Leven Township is a township in Pope County, Minnesota, United States. The population was 536 at the 2020 census. The township, as well as Lake Leven within its borders, were named after Loch Leven in Scotland, where one of the area's early pioneers grew up.

==Geography==
According to the United States Census Bureau, the township has a total area of 35.5 square miles (91.8 km^{2}), of which 32.7 square miles (84.7 km^{2}) is land and 2.7 square miles (7.1 km^{2}) (7.70%) is water.

==Demographics==
As of the census of 2000, there were 528 people, 205 households, and 152 families residing in the township. The population density was 16.1 PD/sqmi. There were 408 housing units at an average density of 12.5 /sqmi. The racial makeup of the township was 99.81% White and 0.19% African American. Hispanic or Latino of any race were 0.19% of the population.

There were 205 households, out of which 33.2% had children under the age of 18 living with them, 68.3% were married couples living together, 2.4% had a female householder with no husband present, and 25.4% were non-families. 21.0% of all households were made up of individuals, and 9.3% had someone living alone who was 65 years of age or older. The average household size was 2.58 and the average family size was 3.04.

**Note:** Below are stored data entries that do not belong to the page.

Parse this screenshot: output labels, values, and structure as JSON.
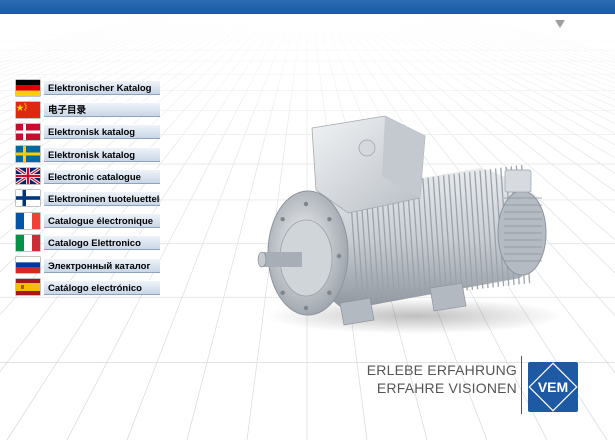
{
  "languages": [
    {
      "label": "Elektronischer Katalog",
      "flag": "germany-flag-icon"
    },
    {
      "label": "电子目录",
      "flag": "china-flag-icon"
    },
    {
      "label": "Elektronisk katalog",
      "flag": "denmark-flag-icon"
    },
    {
      "label": "Elektronisk katalog",
      "flag": "sweden-flag-icon"
    },
    {
      "label": "Electronic catalogue",
      "flag": "uk-flag-icon"
    },
    {
      "label": "Elektroninen tuoteluettelo",
      "flag": "finland-flag-icon"
    },
    {
      "label": "Catalogue électronique",
      "flag": "france-flag-icon"
    },
    {
      "label": "Catalogo Elettronico",
      "flag": "italy-flag-icon"
    },
    {
      "label": "Электронный каталог",
      "flag": "russia-flag-icon"
    },
    {
      "label": "Catálogo electrónico",
      "flag": "spain-flag-icon"
    }
  ],
  "slogan": {
    "line1": "ERLEBE ERFAHRUNG",
    "line2": "ERFAHRE VISIONEN"
  },
  "logo": {
    "text": "VEM"
  },
  "colors": {
    "brand_blue": "#1d5aa3",
    "accent_red": "#c0282d",
    "button_top": "#eef3fa",
    "button_bottom": "#c9d6e7"
  }
}
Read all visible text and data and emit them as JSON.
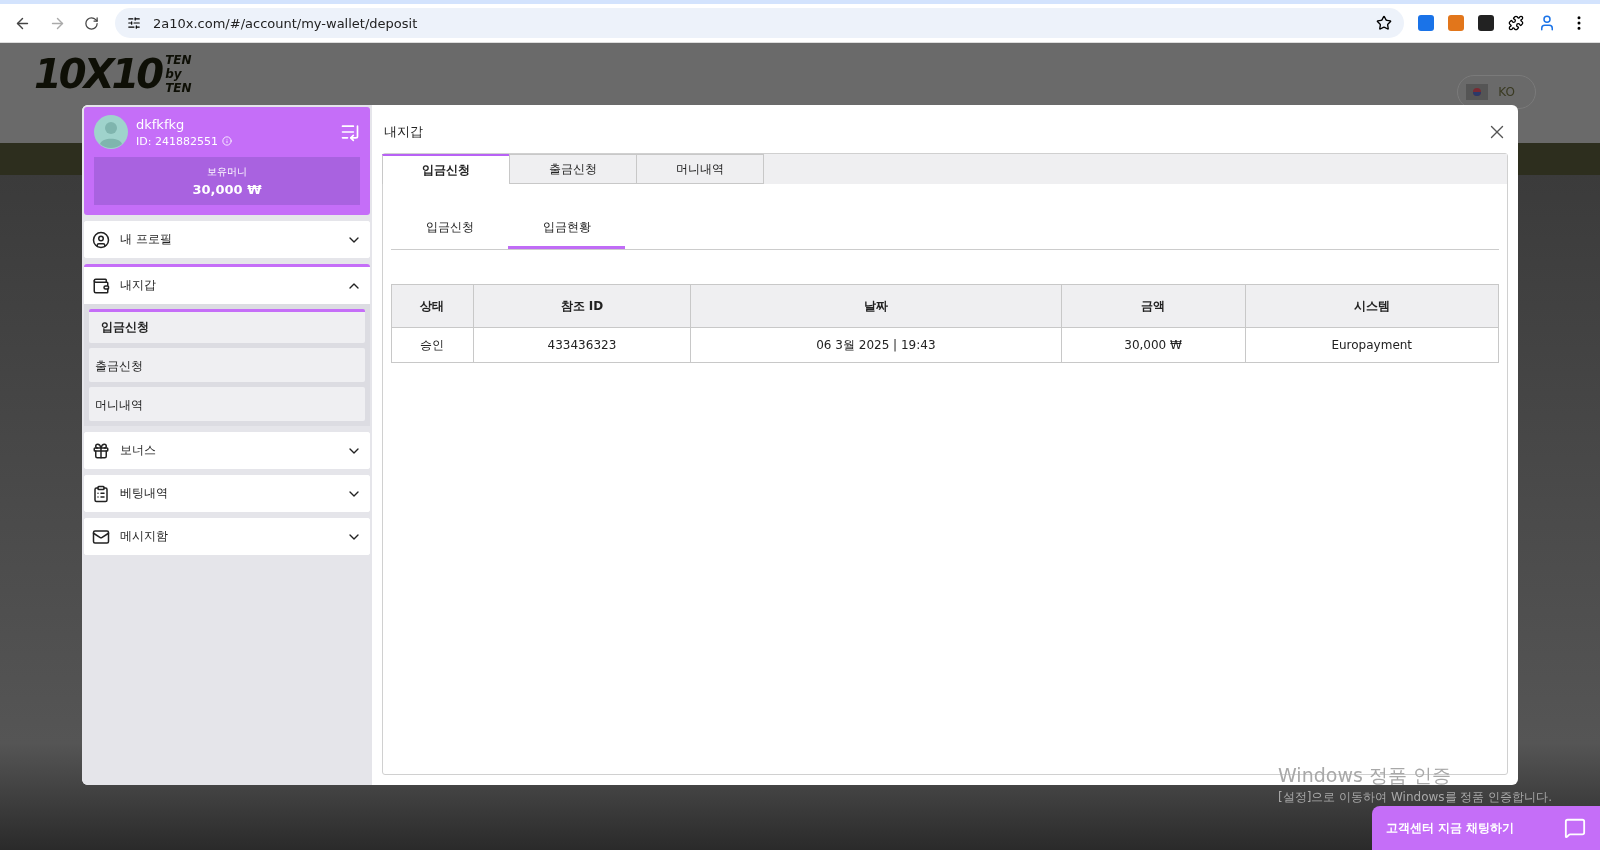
{
  "browser": {
    "url": "2a10x.com/#/account/my-wallet/deposit"
  },
  "site": {
    "logo": "10X10",
    "logo_side": [
      "TEN",
      "by",
      "TEN"
    ],
    "language": "KO"
  },
  "profile": {
    "username": "dkfkfkg",
    "id": "ID: 241882551",
    "balance_label": "보유머니",
    "balance": "30,000 ₩"
  },
  "menu": [
    {
      "label": "내 프로필",
      "expanded": false
    },
    {
      "label": "내지갑",
      "expanded": true,
      "children": [
        {
          "label": "입금신청",
          "selected": true
        },
        {
          "label": "출금신청",
          "selected": false
        },
        {
          "label": "머니내역",
          "selected": false
        }
      ]
    },
    {
      "label": "보너스",
      "expanded": false
    },
    {
      "label": "베팅내역",
      "expanded": false
    },
    {
      "label": "메시지함",
      "expanded": false
    }
  ],
  "panel": {
    "title": "내지갑",
    "tabs": [
      {
        "label": "입금신청",
        "selected": true
      },
      {
        "label": "출금신청",
        "selected": false
      },
      {
        "label": "머니내역",
        "selected": false
      }
    ],
    "subtabs": [
      {
        "label": "입금신청",
        "selected": false
      },
      {
        "label": "입금현황",
        "selected": true
      }
    ],
    "table": {
      "columns": [
        "상태",
        "참조 ID",
        "날짜",
        "금액",
        "시스템"
      ],
      "rows": [
        [
          "승인",
          "433436323",
          "06 3월 2025 | 19:43",
          "30,000 ₩",
          "Europayment"
        ]
      ]
    }
  },
  "os_notice": {
    "title": "Windows 정품 인증",
    "text": "[설정]으로 이동하여 Windows를 정품 인증합니다."
  },
  "chat": {
    "label": "고객센터 지금 채팅하기"
  }
}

In the township the population was spread out, with 25.6% under the age of 18, 5.3% from 18 to 24, 25.0% from 25 to 44, 27.7% from 45 to 64, and 16.5% who were 65 years of age or older. The median age was 40 years. For every 100 females, there were 111.2 males. For every 100 females age 18 and over, there were 114.8 males.

The median income for a household in the township was $41,705, and the median income for a family was $45,156. Males had a median income of $33,000 versus $16,842 for females. The per capita income for the township was $17,197. About 3.3% of families and 4.4% of the population were below the poverty line, including 1.3% of those under age 18 and 6.5% of those age 65 or over.